Jones told the story of a war veteran who served King (cue laying down a King card) and country (cue laying down cards that read as the dates of the war). He churned out dates and stats and emotive rhetoric, along with a simple “tear and restore” trick, before unveiling a portrait of the soldier, made from a mosaic of nine cards – which he didn’t even get in order on the reveal; he had to rearrange them up by hand! Then, after he’d finished the trick – flanked on both sides by glittering Union flags and accompanied by the theme from the Dambusters and the like – he introduced the war hero whose story he’d been telling. They both waved and the entire room stood and applauded. I was almost sick.

There is so much I could pick at about the trick itself. I’m an amateur magician myself and sleight of hand card magic is my hobby, but you didn’t even have to be a keen amateur to spot his dreadful false shuffle at the start of his routine. And that’s the ONLY thing that makes the trick work. After that false shuffle the magician simply turns cards over from the top of the (prearranged) deck. There is NO trick. The audience are meant to think the magician is pulling cards from the top of a shuffled deck, which they’re obviously not. It’s the kind of trick you learn from your Grandfather to impress your mates at school. This guy botched it from the off. That annoyed me.

But it was the whole tone of the piece that really pissed me off. The pompous music, the fluttering Union flags, waving triumphantly around him, the fact that the idiot was wearing his dress uniform, all conspired to make the scene even more gutwrenchingly jingoistic than those shadow dancers that time, (you remember, the ones who went from genuinely emotive and hard-hitting interpretive art to pretending to be military bomber planes, again underscored by the theme to the Dambusters). Utter and unapologetic whoring  out of genuine war heroes (hate that term) aside, Richard Jones’ performance resembled the kind of thing you’d imagine as the after-dinner entertainment at the BNP Annual Conference, booked on a budget.

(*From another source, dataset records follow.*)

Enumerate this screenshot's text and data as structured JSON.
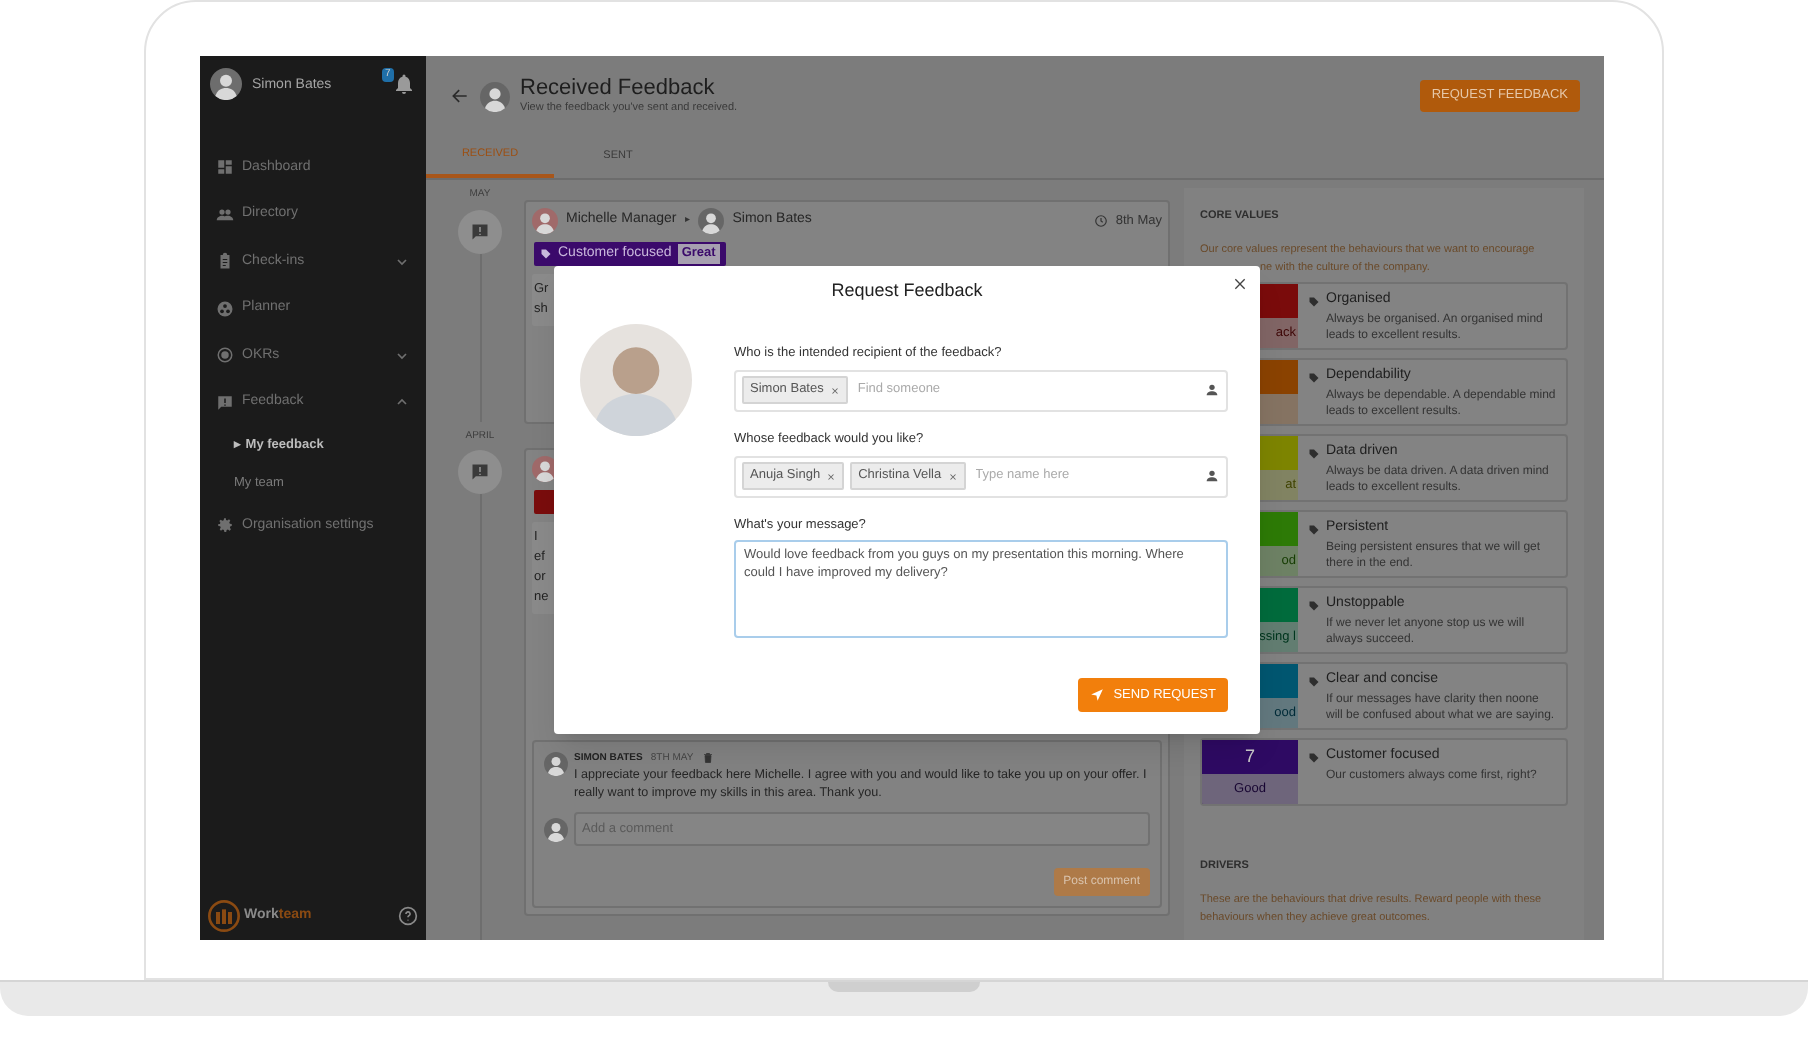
{
  "sidebar": {
    "user_name": "Simon Bates",
    "notification_count": "7",
    "items": [
      {
        "label": "Dashboard"
      },
      {
        "label": "Directory"
      },
      {
        "label": "Check-ins",
        "expanded": false
      },
      {
        "label": "Planner"
      },
      {
        "label": "OKRs",
        "expanded": false
      },
      {
        "label": "Feedback",
        "expanded": true,
        "children": [
          {
            "label": "My feedback",
            "selected": true,
            "marker": "▸"
          },
          {
            "label": "My team",
            "selected": false
          }
        ]
      },
      {
        "label": "Organisation settings"
      }
    ],
    "logo": {
      "part_1": "Work",
      "part_2": "team"
    }
  },
  "header": {
    "title": "Received Feedback",
    "subtitle": "View the feedback you've sent and received.",
    "button": "REQUEST FEEDBACK"
  },
  "tabs": [
    {
      "label": "RECEIVED",
      "selected": true
    },
    {
      "label": "SENT",
      "selected": false
    }
  ],
  "feedback": [
    {
      "month": "MAY",
      "from": "Michelle Manager",
      "arrow": "▸",
      "to": "Simon Bates",
      "date": "8th May",
      "value": {
        "label": "Customer focused",
        "rating": "Great",
        "color": "#3b0a6b"
      },
      "body_fragments": [
        "Gr",
        "sh"
      ]
    },
    {
      "month": "APRIL",
      "value": {
        "color": "#7a0d0d"
      },
      "body_fragments": [
        "I",
        "ef",
        "or",
        "ne"
      ],
      "comment": {
        "author": "SIMON BATES",
        "date": "8TH MAY",
        "text": "I appreciate your feedback here Michelle. I agree with you and would like to take you up on your offer. I really want to improve my skills in this area. Thank you.",
        "placeholder": "Add a comment",
        "button": "Post comment"
      }
    }
  ],
  "core_values": {
    "title": "CORE VALUES",
    "description": [
      "Our core values represent the behaviours that we want to encourage",
      "ne with the culture of the company."
    ],
    "items": [
      {
        "name": "Organised",
        "description": "Always be organised. An organised mind leads to excellent results.",
        "rating": "ack",
        "color": "#7a0b0b"
      },
      {
        "name": "Dependability",
        "description": "Always be dependable. A dependable mind leads to excellent results.",
        "color": "#8a4200"
      },
      {
        "name": "Data driven",
        "description": "Always be data driven. A data driven mind leads to excellent results.",
        "rating": "at",
        "color": "#7d8400"
      },
      {
        "name": "Persistent",
        "description": "Being persistent ensures that we will get there in the end.",
        "rating": "od",
        "color": "#2d7a06"
      },
      {
        "name": "Unstoppable",
        "description": "If we never let anyone stop us we will always succeed.",
        "rating": "ssing l",
        "color": "#006b3c"
      },
      {
        "name": "Clear and concise",
        "description": "If our messages have clarity then noone will be confused about what we are saying.",
        "rating": "ood",
        "color": "#005670"
      },
      {
        "name": "Customer focused",
        "description": "Our customers always come first, right?",
        "score": "7",
        "rating": "Good",
        "color": "#2e0a63"
      }
    ]
  },
  "drivers": {
    "title": "DRIVERS",
    "description": "These are the behaviours that drive results. Reward people with these behaviours when they achieve great outcomes."
  },
  "modal": {
    "title": "Request Feedback",
    "recipient": {
      "label": "Who is the intended recipient of the feedback?",
      "chips": [
        "Simon Bates"
      ],
      "placeholder": "Find someone"
    },
    "givers": {
      "label": "Whose feedback would you like?",
      "chips": [
        "Anuja Singh",
        "Christina Vella"
      ],
      "placeholder": "Type name here"
    },
    "message": {
      "label": "What's your message?",
      "value": "Would love feedback from you guys on my presentation this morning. Where could I have improved my delivery?"
    },
    "button": "SEND REQUEST"
  }
}
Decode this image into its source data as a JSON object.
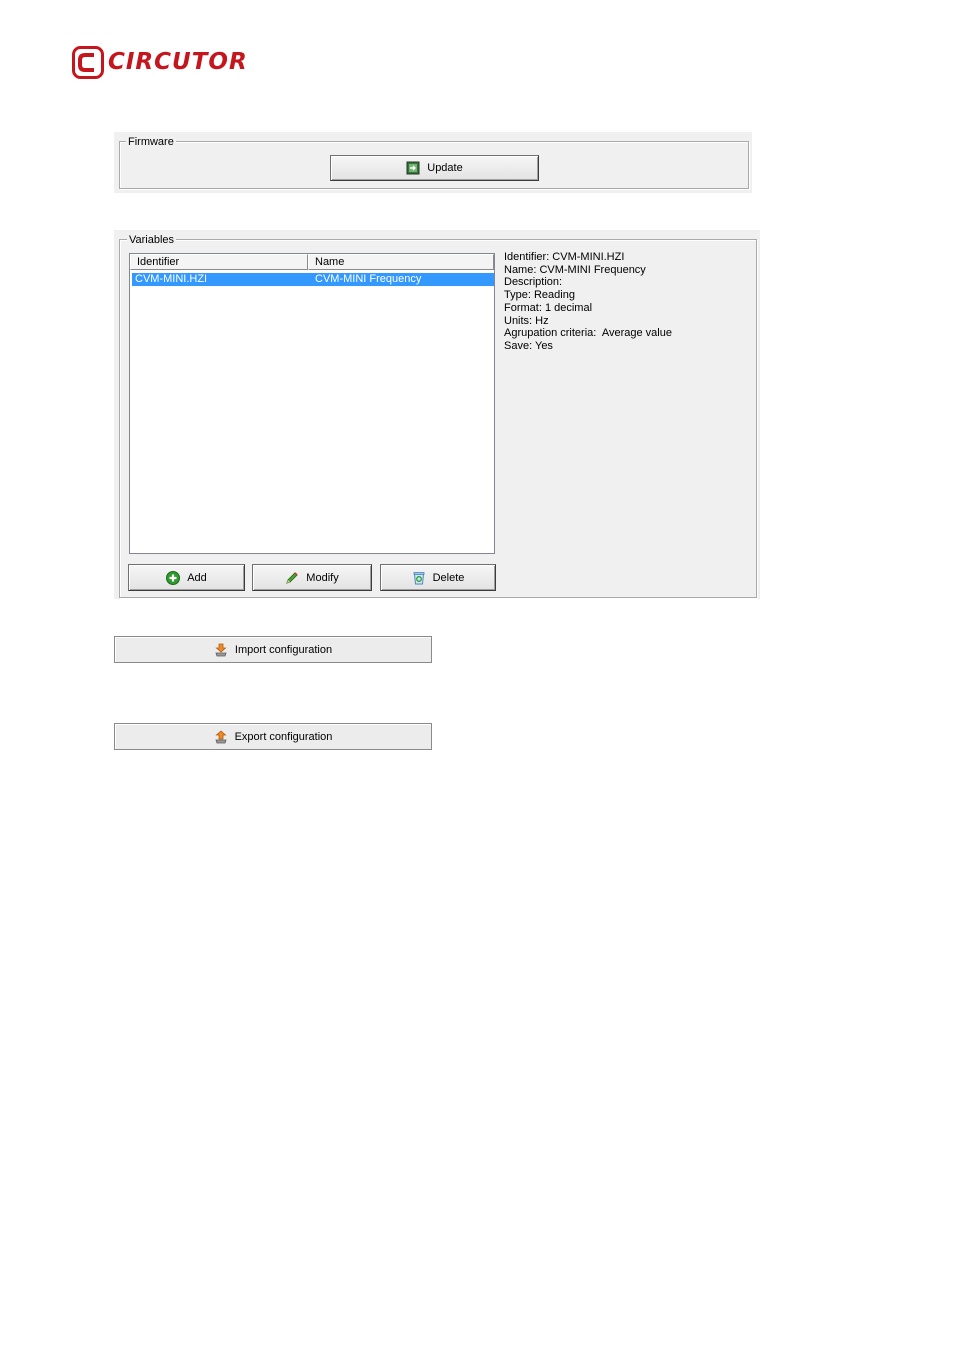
{
  "brand": {
    "name": "CIRCUTOR",
    "color": "#c4161c"
  },
  "firmware": {
    "legend": "Firmware",
    "update_label": "Update",
    "update_icon": "firmware-update-icon"
  },
  "variables": {
    "legend": "Variables",
    "columns": [
      "Identifier",
      "Name"
    ],
    "rows": [
      {
        "identifier": "CVM-MINI.HZI",
        "name": "CVM-MINI Frequency",
        "selected": true
      }
    ],
    "details": [
      "Identifier: CVM-MINI.HZI",
      "Name: CVM-MINI Frequency",
      "Description:",
      "Type: Reading",
      "Format: 1 decimal",
      "Units: Hz",
      "Agrupation criteria:  Average value",
      "Save: Yes"
    ],
    "buttons": {
      "add": "Add",
      "modify": "Modify",
      "delete": "Delete"
    },
    "selection_color": "#3399ff"
  },
  "import_label": "Import configuration",
  "export_label": "Export configuration"
}
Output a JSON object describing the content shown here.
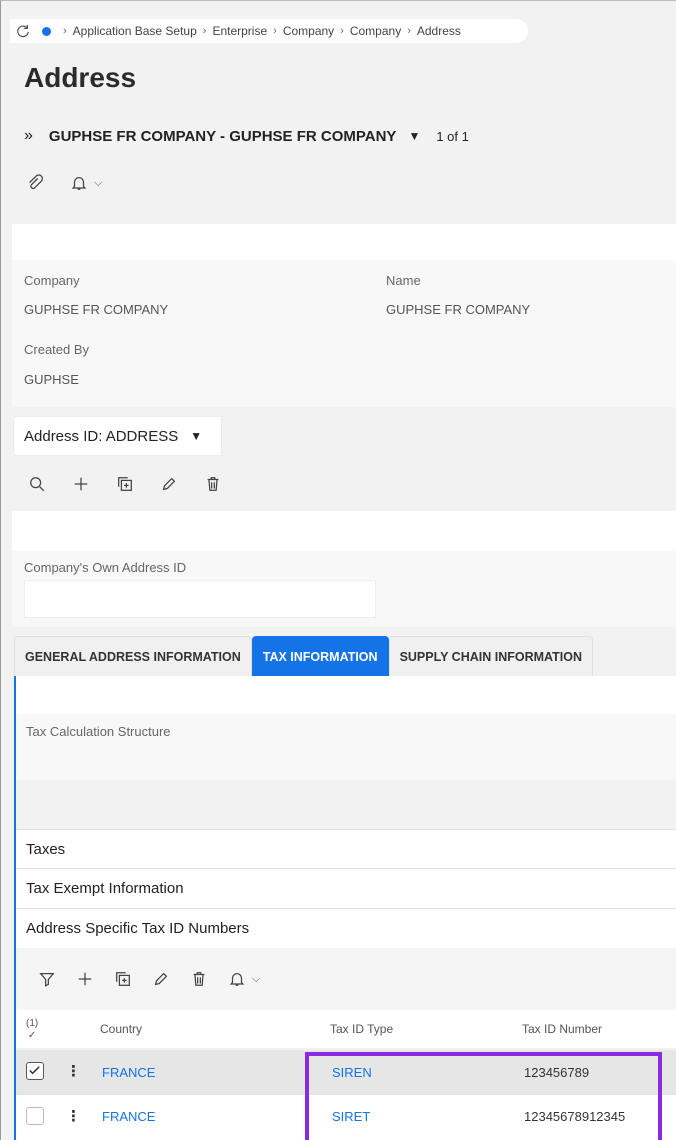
{
  "breadcrumb": {
    "items": [
      "Application Base Setup",
      "Enterprise",
      "Company",
      "Company",
      "Address"
    ]
  },
  "page": {
    "title": "Address"
  },
  "record": {
    "label": "GUPHSE FR COMPANY - GUPHSE FR COMPANY",
    "count": "1 of 1"
  },
  "header_panel": {
    "company_label": "Company",
    "company_value": "GUPHSE FR COMPANY",
    "name_label": "Name",
    "name_value": "GUPHSE FR COMPANY",
    "created_by_label": "Created By",
    "created_by_value": "GUPHSE"
  },
  "address_selector": {
    "label": "Address ID: ADDRESS"
  },
  "own_address": {
    "label": "Company's Own Address ID",
    "value": ""
  },
  "tabs": [
    {
      "label": "GENERAL ADDRESS INFORMATION",
      "active": false
    },
    {
      "label": "TAX INFORMATION",
      "active": true
    },
    {
      "label": "SUPPLY CHAIN INFORMATION",
      "active": false
    }
  ],
  "tax_info": {
    "tax_calc_label": "Tax Calculation Structure",
    "tax_calc_value": ""
  },
  "sections": {
    "taxes": "Taxes",
    "tax_exempt": "Tax Exempt Information",
    "address_tax_ids": "Address Specific Tax ID Numbers"
  },
  "table": {
    "selected_count": "(1)",
    "columns": {
      "country": "Country",
      "tax_id_type": "Tax ID Type",
      "tax_id_number": "Tax ID Number"
    },
    "rows": [
      {
        "country": "FRANCE",
        "tax_id_type": "SIREN",
        "tax_id_number": "123456789",
        "checked": true
      },
      {
        "country": "FRANCE",
        "tax_id_type": "SIRET",
        "tax_id_number": "12345678912345",
        "checked": false
      }
    ]
  },
  "colors": {
    "accent": "#1473e6",
    "highlight": "#8a2be2"
  },
  "icons": [
    "refresh-icon",
    "attachment-icon",
    "bell-icon",
    "search-icon",
    "plus-icon",
    "duplicate-icon",
    "edit-icon",
    "delete-icon",
    "filter-icon"
  ]
}
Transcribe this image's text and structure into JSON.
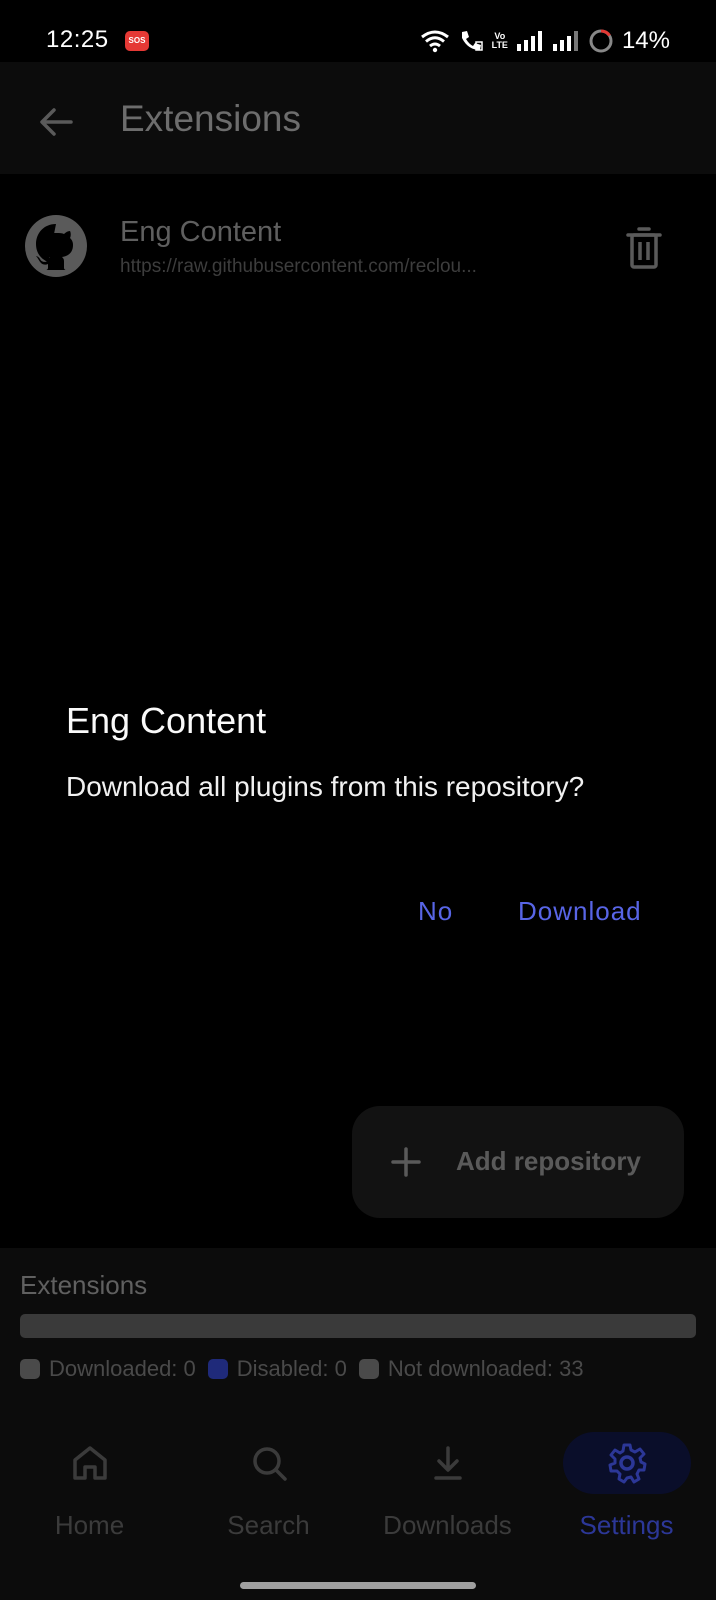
{
  "status_bar": {
    "time": "12:25",
    "sos_label": "SOS",
    "lte_top": "Vo",
    "lte_bottom": "LTE",
    "battery": "14%"
  },
  "app_bar": {
    "title": "Extensions",
    "back_icon": "arrow-left-icon"
  },
  "repository": {
    "name": "Eng Content",
    "url": "https://raw.githubusercontent.com/reclou...",
    "avatar_icon": "github-icon",
    "delete_icon": "trash-icon"
  },
  "dialog": {
    "title": "Eng Content",
    "message": "Download all plugins from this repository?",
    "no_label": "No",
    "download_label": "Download"
  },
  "fab": {
    "label": "Add repository",
    "icon": "plus-icon"
  },
  "stats": {
    "title": "Extensions",
    "legend": [
      {
        "label": "Downloaded: 0",
        "color": "#4a4a4a"
      },
      {
        "label": "Disabled: 0",
        "color": "#1f2a7a"
      },
      {
        "label": "Not downloaded: 33",
        "color": "#4a4a4a"
      }
    ]
  },
  "bottom_nav": {
    "items": [
      {
        "label": "Home",
        "icon": "home-icon",
        "active": false
      },
      {
        "label": "Search",
        "icon": "search-icon",
        "active": false
      },
      {
        "label": "Downloads",
        "icon": "download-icon",
        "active": false
      },
      {
        "label": "Settings",
        "icon": "gear-icon",
        "active": true
      }
    ]
  },
  "colors": {
    "accent": "#5865e6",
    "nav_active": "#2c3797",
    "background": "#000000"
  }
}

It made my blood boil. Is this really where we are as a society?! Is that all that’s needed for a magician to get a standing ovation: a shit card trick and a pound shop Street Party Decoration kit?! Are we really this easy to win over? The magician should be judged on his competency in his chosen talent – card magic – not on the ability of the BGT production team to prepare the kind of staging that taps right into the current “patriotism” currently being nurtured by the likes of UKIP and those fronting the Leave campaign. If he wins, he can fuck right off. And so can you, “Great British Public”!

One comment

  1. You didn’t like it then? I didn’t see it- this whole programme has never had interest for me. Britain has got talent though…engineers, musicians, computer support, electricians, plumbers, writers,….ah, writers!